La decisión fue adoptada por la jueza Macarena Marra Giménez, titular del Juzgado Contencioso Administrativo Federal N.º 12, quien no dio por acreditada la postura que sostenía que la donación del sable fue “con cargo”, es decir, con la obligación de que la pieza permaneciera de manera permanente en el Museo Histórico Nacional.
De este modo, la magistrada habilitó el envío del sable al cuartel del Regimiento de Granaderos, ubicado en el barrio porteño de Palermo. En su fallo, también recordó que la histórica pieza permaneció durante décadas en esa unidad militar luego de los robos sufridos en la década del 60, hasta que en 2015 la entonces presidenta Cristina Fernández de Kirchner ordenó su restitución al museo mediante un decreto.
La resolución judicial permitirá que el próximo sábado, en la ciudad santafesina de San Lorenzo, el presidente Javier Milei encabece el acto de traspaso del sable en el Campo de la Gloria, sitio emblemático donde San Martín derrotó a las fuerzas realistas en 1813.
El traslado había sido dispuesto días atrás por el Poder Ejecutivo y generó un fuerte rechazo político e institucional. La medida quedó formalizada a través del Decreto 81 de 2026, publicado esta semana en el Boletín Oficial, que establece que el sable será trasladado a la sede del Regimiento de Granaderos, en Avenida Luis María Campos 554, bajo la responsabilidad de su preservación, protección y conservación.
En los considerandos del decreto, el Gobierno destacó que el sable corvo forma parte del patrimonio histórico nacional y constituye uno de los símbolos más representativos de la soberanía y la independencia argentina. La pieza fue donada al Estado Nacional en 1897 para garantizar su custodia y preservación.
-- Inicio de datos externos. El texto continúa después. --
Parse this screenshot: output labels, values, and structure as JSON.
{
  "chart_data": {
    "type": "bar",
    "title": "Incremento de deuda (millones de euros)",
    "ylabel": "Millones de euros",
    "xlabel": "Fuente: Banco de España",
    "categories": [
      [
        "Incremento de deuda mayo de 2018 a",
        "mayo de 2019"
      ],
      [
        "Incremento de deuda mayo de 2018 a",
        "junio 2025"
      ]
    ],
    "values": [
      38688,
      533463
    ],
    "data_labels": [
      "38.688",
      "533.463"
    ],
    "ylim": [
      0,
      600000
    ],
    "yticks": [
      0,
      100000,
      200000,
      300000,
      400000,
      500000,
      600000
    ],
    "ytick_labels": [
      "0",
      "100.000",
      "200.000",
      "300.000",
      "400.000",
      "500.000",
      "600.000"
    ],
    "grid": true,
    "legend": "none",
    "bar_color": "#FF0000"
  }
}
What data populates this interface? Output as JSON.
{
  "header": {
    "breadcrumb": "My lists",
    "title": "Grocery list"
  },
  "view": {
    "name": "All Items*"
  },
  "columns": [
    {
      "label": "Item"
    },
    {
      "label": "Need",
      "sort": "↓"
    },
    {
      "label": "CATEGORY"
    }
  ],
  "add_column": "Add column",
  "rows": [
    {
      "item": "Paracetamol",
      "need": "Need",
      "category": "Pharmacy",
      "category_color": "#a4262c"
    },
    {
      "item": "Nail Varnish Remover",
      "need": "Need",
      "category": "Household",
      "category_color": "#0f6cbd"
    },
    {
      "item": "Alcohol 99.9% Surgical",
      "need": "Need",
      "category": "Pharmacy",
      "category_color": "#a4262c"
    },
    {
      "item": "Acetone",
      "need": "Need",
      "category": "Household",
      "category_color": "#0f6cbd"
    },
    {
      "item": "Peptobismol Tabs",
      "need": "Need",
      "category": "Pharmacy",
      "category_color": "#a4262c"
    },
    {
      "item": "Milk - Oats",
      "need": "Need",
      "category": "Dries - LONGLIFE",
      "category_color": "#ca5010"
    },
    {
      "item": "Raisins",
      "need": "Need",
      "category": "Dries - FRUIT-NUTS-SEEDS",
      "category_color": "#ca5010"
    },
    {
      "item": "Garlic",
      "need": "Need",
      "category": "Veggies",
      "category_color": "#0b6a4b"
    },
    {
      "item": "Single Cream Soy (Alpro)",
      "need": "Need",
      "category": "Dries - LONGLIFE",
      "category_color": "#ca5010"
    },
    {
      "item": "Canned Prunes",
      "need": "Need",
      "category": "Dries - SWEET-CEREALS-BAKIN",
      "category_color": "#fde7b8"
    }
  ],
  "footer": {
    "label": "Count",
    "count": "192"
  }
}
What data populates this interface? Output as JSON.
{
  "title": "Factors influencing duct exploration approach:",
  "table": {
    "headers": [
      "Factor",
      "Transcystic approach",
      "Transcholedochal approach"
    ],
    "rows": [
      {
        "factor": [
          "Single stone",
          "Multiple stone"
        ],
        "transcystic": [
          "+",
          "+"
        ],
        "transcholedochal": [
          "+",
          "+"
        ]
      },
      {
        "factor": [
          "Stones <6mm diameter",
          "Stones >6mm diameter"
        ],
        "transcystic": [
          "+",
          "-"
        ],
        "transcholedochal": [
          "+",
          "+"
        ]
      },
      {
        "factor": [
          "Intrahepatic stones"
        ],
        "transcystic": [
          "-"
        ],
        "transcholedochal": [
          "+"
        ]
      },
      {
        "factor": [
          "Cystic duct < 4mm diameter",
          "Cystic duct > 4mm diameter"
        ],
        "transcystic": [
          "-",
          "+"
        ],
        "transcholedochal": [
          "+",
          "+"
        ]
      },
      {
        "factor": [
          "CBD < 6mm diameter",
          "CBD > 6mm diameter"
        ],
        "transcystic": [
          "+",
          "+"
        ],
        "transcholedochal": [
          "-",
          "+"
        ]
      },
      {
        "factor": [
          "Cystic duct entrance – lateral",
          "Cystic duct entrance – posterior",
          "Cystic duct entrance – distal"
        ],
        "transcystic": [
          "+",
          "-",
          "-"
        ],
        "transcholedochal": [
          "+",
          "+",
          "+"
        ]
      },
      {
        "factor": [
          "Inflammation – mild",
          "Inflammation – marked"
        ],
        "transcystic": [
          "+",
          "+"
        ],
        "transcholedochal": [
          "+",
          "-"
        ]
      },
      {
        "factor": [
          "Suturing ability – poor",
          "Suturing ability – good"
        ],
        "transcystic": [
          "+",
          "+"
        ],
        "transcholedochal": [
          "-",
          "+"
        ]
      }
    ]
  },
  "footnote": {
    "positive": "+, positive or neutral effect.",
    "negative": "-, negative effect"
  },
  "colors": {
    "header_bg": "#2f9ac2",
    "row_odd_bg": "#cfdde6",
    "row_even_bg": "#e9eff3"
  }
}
En medio de la polémica, la directora del Museo Histórico Nacional, María Inés Rodríguez Aguilar, presentó su renuncia tras la decisión oficial. La funcionaria cuestionó el traslado y aseguró que responde a “una interpretación muy original” del proceso de donación.
“Este conflicto no es nuevo en la Nación. Ya ocurrió en 1844 cuando San Martín se lo dona a Rosas y luego cuando interviene Sarmiento. Forma parte de los sectarismos extremos de la sociedad”, sostuvo.